Yes, the soldier pays the greater part of the bill. His family pays too. They pay it in the same heart-break that he does. As he suffers, they suffer. At nights, as he lay in the trenches and watched shrapnel burst about him, they lay home in their beds and tossed sleeplessly -- his father, his mother, his wife, his sisters, his brothers, his sons, and his daughters. When he returned home minus an eye, or minus a leg or with his mind broken, they suffered too -- as much as and even sometimes more than he. Yes, and they, too, contributed their dollars to the profits of the munitions makers and bankers and shipbuilders and the manufacturers and the speculators made. They, too, bought Liberty Bonds and contributed to the profit of the bankers after the Armistice in the hocus-pocus of manipulated Liberty Bond prices. And even now the families of the wounded men and of the mentally broken and those who never were able to readjust themselves are still suffering and still paying."



The General seems to think soldiers deserve a free lunch!

It is fitting that the winning elite imposes its will on the vanquished. Sure, common people are killed and maimed on both sides of the war. It is the less fortunate G.I. Joe who contracts rectal cancer by sitting on depleted Uranium tank structures (serves him right for sitting on his duff when he should be out killing the heathens) or the lung cancer by breathing in radioactive Uranium dust form shattered bullet-tips. But hey, they get to fight for the lofty principles. They fight for their religion. They fight for democracy. They fight for their Fatherland. They fight for equality and the dictatorship of the proletariat. They fight for truth, beauty, and justice. For me, I like the more practical things in life: money, power, and prosperity of my progeny.

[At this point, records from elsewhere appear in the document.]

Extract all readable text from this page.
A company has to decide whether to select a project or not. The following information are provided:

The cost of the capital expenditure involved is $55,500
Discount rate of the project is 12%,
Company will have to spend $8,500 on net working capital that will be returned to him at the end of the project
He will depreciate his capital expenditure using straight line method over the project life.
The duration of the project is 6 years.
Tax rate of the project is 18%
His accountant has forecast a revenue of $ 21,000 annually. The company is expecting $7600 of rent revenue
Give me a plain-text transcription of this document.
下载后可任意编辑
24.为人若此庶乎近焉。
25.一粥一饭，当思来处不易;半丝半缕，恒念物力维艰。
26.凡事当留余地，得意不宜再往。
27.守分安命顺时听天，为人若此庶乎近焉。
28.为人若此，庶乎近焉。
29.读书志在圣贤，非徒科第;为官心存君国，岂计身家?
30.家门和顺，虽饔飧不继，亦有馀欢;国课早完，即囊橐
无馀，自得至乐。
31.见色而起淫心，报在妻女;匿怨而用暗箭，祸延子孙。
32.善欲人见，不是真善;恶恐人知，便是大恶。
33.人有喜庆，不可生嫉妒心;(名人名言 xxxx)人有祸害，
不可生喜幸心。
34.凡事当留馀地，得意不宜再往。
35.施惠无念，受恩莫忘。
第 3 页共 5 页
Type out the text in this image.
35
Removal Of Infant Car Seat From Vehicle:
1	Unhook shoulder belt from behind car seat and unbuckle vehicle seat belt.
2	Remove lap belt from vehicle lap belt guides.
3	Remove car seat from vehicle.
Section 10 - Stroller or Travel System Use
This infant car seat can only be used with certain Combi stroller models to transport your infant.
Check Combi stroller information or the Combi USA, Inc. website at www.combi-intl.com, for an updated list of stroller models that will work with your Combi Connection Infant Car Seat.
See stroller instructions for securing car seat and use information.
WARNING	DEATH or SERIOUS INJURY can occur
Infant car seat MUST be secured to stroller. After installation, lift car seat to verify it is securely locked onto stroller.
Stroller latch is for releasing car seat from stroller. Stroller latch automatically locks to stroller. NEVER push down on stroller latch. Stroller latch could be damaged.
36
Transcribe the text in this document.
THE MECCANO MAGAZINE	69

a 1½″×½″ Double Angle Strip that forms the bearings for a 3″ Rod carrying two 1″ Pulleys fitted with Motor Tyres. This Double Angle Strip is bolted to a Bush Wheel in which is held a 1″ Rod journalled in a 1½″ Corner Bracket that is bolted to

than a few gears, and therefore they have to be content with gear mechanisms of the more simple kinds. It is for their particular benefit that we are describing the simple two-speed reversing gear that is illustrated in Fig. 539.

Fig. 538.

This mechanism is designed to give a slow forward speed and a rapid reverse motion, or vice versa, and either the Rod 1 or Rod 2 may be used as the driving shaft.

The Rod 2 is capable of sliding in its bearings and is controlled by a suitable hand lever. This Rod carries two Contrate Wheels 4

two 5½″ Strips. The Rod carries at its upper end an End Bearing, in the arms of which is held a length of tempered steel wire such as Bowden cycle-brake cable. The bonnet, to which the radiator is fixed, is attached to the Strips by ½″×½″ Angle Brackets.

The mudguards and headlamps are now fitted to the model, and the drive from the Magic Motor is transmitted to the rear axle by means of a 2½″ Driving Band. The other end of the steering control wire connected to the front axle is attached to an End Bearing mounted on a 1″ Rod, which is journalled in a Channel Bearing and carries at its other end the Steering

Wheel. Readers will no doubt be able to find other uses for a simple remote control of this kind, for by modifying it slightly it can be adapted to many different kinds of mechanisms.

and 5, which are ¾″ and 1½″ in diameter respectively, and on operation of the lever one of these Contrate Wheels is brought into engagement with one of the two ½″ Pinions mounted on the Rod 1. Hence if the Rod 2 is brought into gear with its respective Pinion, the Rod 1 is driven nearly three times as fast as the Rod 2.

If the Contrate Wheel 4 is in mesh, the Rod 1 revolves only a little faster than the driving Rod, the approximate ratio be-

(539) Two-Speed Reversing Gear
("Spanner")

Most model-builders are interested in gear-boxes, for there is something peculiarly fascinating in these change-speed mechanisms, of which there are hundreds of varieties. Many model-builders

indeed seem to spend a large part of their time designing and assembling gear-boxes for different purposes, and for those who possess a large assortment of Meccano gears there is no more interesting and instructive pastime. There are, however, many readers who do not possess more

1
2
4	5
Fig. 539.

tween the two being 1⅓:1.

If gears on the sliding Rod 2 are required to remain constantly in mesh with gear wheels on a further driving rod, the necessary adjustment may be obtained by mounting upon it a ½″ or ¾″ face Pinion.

You must have seen all those great-spectacle war movies, haven't you? The ones where the heroes and the kings lead their armies to war. They are always at the head of the warring column till the action begins. What are the chances of survival of the soldiers and that rare stupid king who manage to stay at the front line? None, you say. How come the leaders always escape the onslaught unharmed? And how come, if the King dies in the battlefield, the common soldiers dissemble, throw their arms, and would rather accept slavery than die? Dim soldiers! Do the loftier goals of truth, beauty, and justice die with the king? I am glad the modern wars are much more civilized. The elite and the leaders are never put in the harms' way. They rake in the profits to keep the torch of democracy alight, to build great monuments to the dead, and to buy flowers for the graves. Three hurrahs for the truth, beauty, and justice.

The results of the study whether chanting "God Bless America," "United We Stand," and "Support Our Troops" helps reduce pain, sickness, and suffering of the 19-year old Marines and their mothers are classified. But it must, it helps the war machine.

So the 300 or so million people question is: how come there isn't more fervor and outcry to start new and bigger wars? There is a world of heathen animals out there that must be subjugated for truth, beauty, justice, democracy, and profit.